Los Angeles, California has long been an epicenter for the arts. In the world of architecture, the city and surrounding areas played an important role in both the birth and evolution of modernism throughout the mid-twentieth century to today.

The geographic location of the city provided unique conditions that early modernists leveraged, including an abundance of natural sunlight, a mild climate conducive to outdoor living, and an overall sense of natural beauty in the landscape. And, as a place where creative minds flourish, it’s no surprise that modernism was able to take root here.

Below are four examples of iconic homes in the Los Angeles area that continue to influence modern home design today.

Famous Los Angeles Residential Architecture

1. Eames Case Study House #8

Designed by Charles and Ray Eames, the Eames House, also commonly known as Case Study House #8, is truly a landmark of California residential architecture.

Construction of the home broke ground in early 1949 with the foundation and steel, which makes up the overall volume of the house, being completed in just 16 hours. By year’s end, the rest of the house was completed.


The use of off-the-shelf or prefabricated materials in construction allowed for a modern aesthetic while demonstrating the ease of building with such materials, making this house one of many precursors of today’s prefab approaches.

Another defining characteristic of the home, which has had major implications throughout modern residential design, is the way that the house was consciously integrated into the landscape rather than interrupting the topography of the site.

This house exemplifies the style of modernism which is now common throughout Los Angeles through elements such as an emphasis on natural light and a strong connection to nature through the use of large glass openings throughout the space.

2. Stahl House

The Stahl House is frequently noted as one of the most iconic mid-century modern homes in Los Angeles.


Features such as large walls made of glass and sliding glass doors that open up to the view establish a strong connection to the outdoors, in contrast to more traditional walls with punched windows. These large windows and sliding doors connect the occupants to the exterior space and views of the city beyond, further connecting the home with its surroundings. Additionally, long, low flat roofs that stretch the house beyond its exterior walls effectively blur the boundary between inside and outside space.

This house epitomizes the architectural language of glass, steel, and concrete and leverages an open layout reminiscent of today’s preference for open floor plans.

3. Kings Road House (Schindler House)

The Kings Road House, also known as the Schindler House, is another icon of Los Angeles Residential architecture.


Rudolph Schindler, the renowned architect behind the home, designed the space as a three-bladed pinwheel with program elements stretching out into the landscape.
This unique move served to connect the indoor space with the outdoors and effectively created “outdoor rooms” as a result. While this approach was highly innovative at the time, its influence can still be seen in modernist architecture, especially throughout California.
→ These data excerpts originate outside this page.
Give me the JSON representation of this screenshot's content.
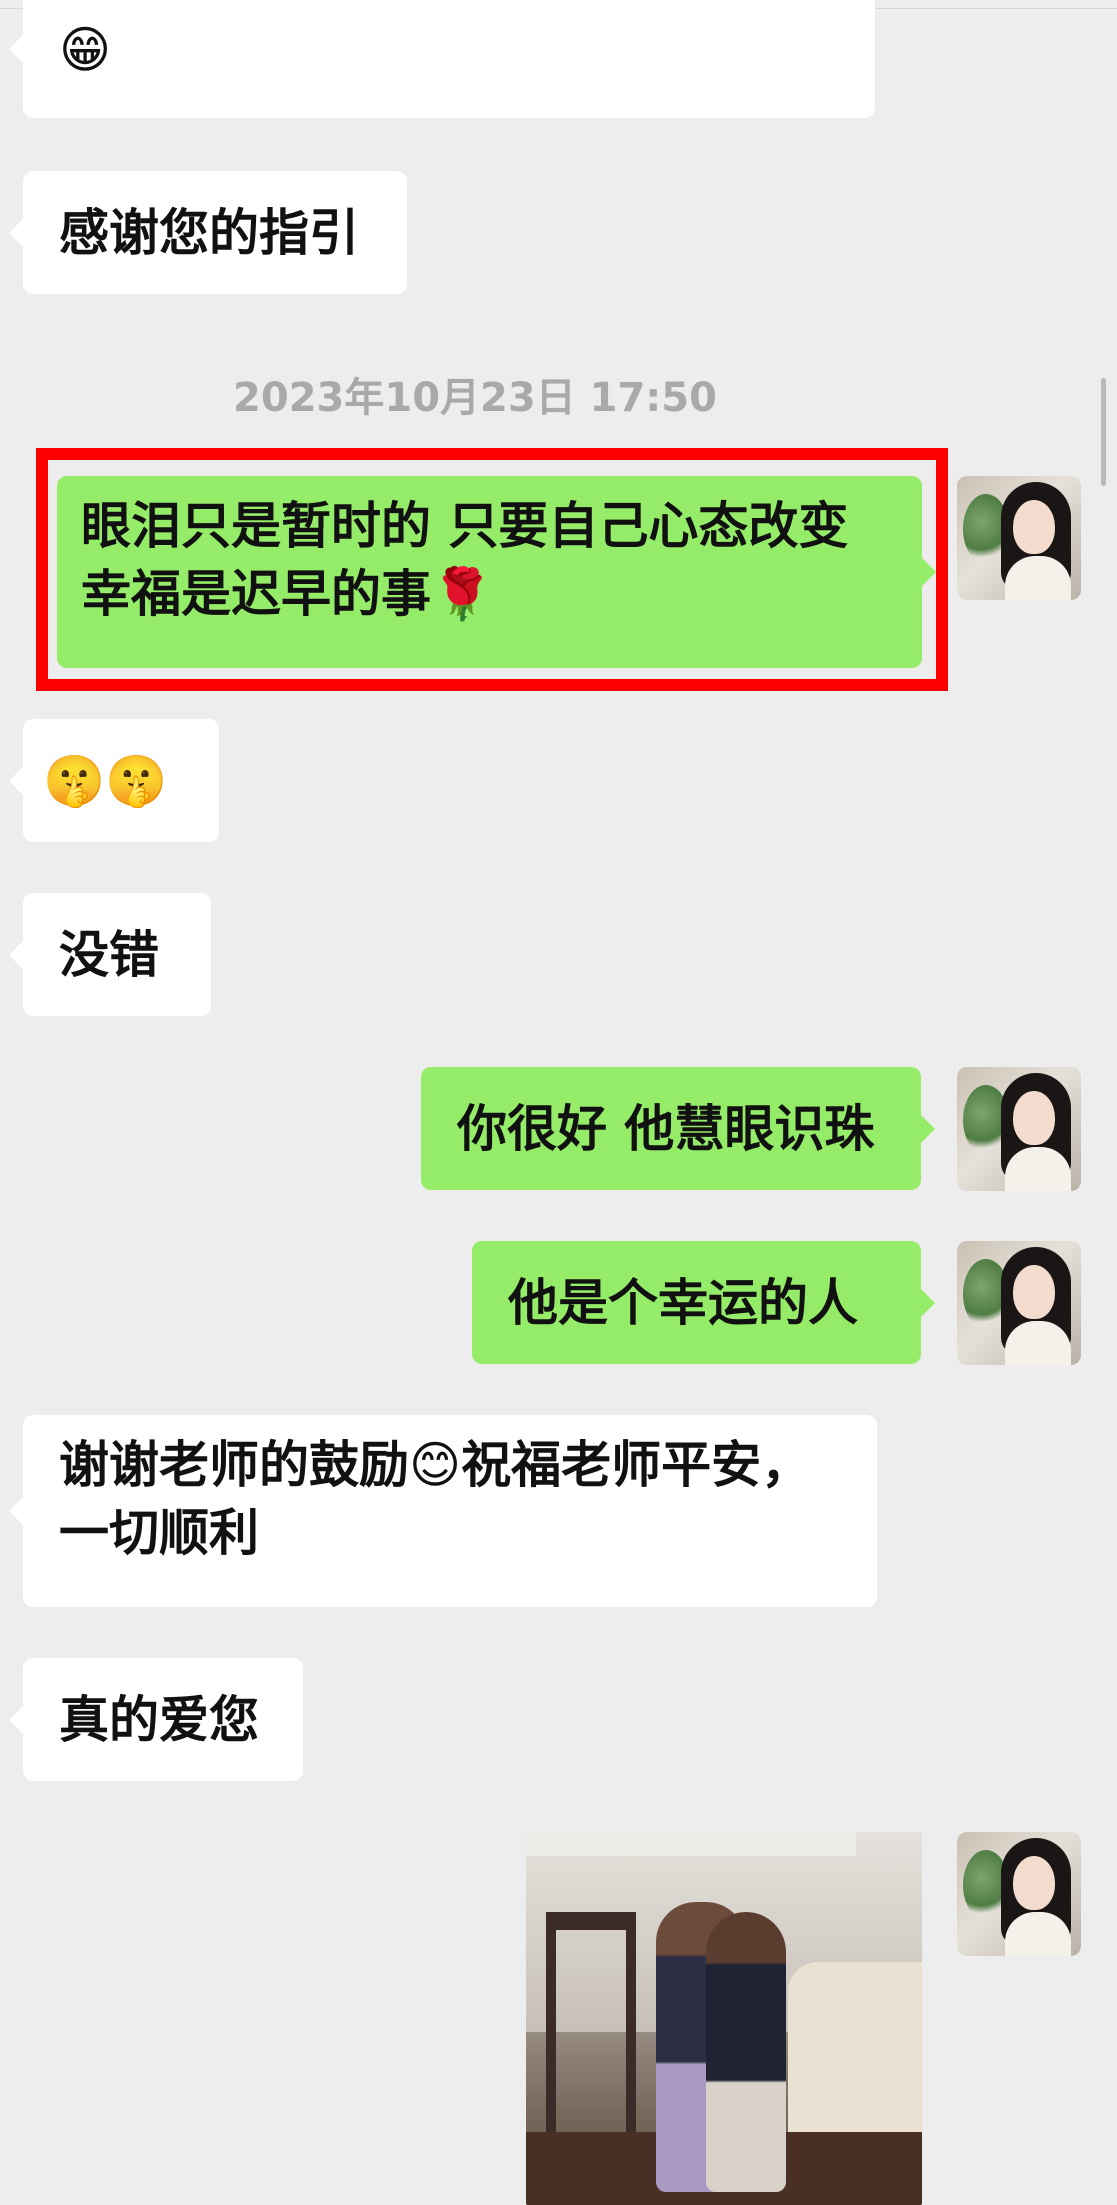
{
  "messages": {
    "m0": {
      "emoji": "😁"
    },
    "m1": {
      "text": "感谢您的指引"
    },
    "timestamp": "2023年10月23日 17:50",
    "m2": {
      "line1": "眼泪只是暂时的 只要自己心态改变",
      "line2": "幸福是迟早的事",
      "emoji": "🌹"
    },
    "m3": {
      "emoji": "🤫🤫"
    },
    "m4": {
      "text": "没错"
    },
    "m5": {
      "text": "你很好 他慧眼识珠"
    },
    "m6": {
      "text": "他是个幸运的人"
    },
    "m7": {
      "part1": "谢谢老师的鼓励",
      "emoji": "😊",
      "part2": "祝福老师平安，",
      "line2": "一切顺利"
    },
    "m8": {
      "text": "真的爱您"
    }
  },
  "colors": {
    "background": "#ededed",
    "incoming_bubble": "#ffffff",
    "outgoing_bubble": "#95ec69",
    "highlight_border": "#ff0000",
    "timestamp_text": "#a9a9a9"
  },
  "icons": {
    "avatar": "user-avatar-photo",
    "image_message": "photo-of-two-children-hugging"
  }
}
The home’s relationship with its surroundings is deepened through the use of large glass windows and doors, as well as covered outdoor areas. The architecture creates a seamless integration between the inside and outside spaces, to stunning effect. Similar design moves continue to echo throughout Los Angeles residential architecture today with the same goal in mind.

4. Horatio West Court

Finally, while others may not think of Horatio West Court as a landmark that has influenced Los Angeles architecture, a strong case can be made that it should be seen as such.

Gill irving - horatio west court

Horatio West Court was designed by architect Irving Gill in 1919 and is made up of four housing units on one property. Despite being over 100 years old, the scale and overall appearance of the units still feels appropriate on the lot. The scale of each unit was broken down by creating a small entrance and porch facing the internal drive. Additionally, the simple white plaster walls and purposeful lack of ornamentation affords the structure a sense of timelessness even after many years.
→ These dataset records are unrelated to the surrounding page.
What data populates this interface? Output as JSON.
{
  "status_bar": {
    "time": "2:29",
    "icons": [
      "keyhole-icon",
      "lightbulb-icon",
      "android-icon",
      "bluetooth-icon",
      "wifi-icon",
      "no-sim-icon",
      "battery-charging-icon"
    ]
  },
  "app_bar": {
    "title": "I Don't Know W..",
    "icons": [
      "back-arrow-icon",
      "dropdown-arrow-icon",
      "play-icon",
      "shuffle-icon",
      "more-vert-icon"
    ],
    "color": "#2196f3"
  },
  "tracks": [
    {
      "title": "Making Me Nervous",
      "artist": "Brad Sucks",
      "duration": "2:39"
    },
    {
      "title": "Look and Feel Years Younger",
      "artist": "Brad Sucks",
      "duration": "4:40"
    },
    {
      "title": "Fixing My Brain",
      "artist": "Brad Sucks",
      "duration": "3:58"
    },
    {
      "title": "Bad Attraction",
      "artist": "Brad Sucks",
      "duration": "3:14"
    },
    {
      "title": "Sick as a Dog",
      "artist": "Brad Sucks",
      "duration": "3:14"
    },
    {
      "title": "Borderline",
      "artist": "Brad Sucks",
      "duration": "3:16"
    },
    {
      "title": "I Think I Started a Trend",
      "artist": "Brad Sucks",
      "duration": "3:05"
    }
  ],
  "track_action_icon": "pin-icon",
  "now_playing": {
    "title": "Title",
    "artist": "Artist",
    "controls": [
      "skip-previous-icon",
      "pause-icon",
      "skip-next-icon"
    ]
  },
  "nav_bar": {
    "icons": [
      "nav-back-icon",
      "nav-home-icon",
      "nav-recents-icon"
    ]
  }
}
The thoughtful simplicity of the architecture and it’s details is reflective of many of the elements of modernism today. Gill, sometimes thought of as an underappreciated contributor to the modernist movement, once stated, ”We must dare to be simple, must have the courage to fling aside every device that distracts the eye from structural beauty.”

Shaping Los Angeles Modernism

Each of the homes and architects discussed above have played a role in shaping modernism. The influence of these designs, among other contributions from notable architects, can be seen throughout Los Angeles and the broader world of architecture today.

Core elements like the use of a simple material palette, a strong connection to the outdoors, and an emphasis on natural light are apparent in these designs and have stood the test of time. Now, each of these elements are considered central to modern home design.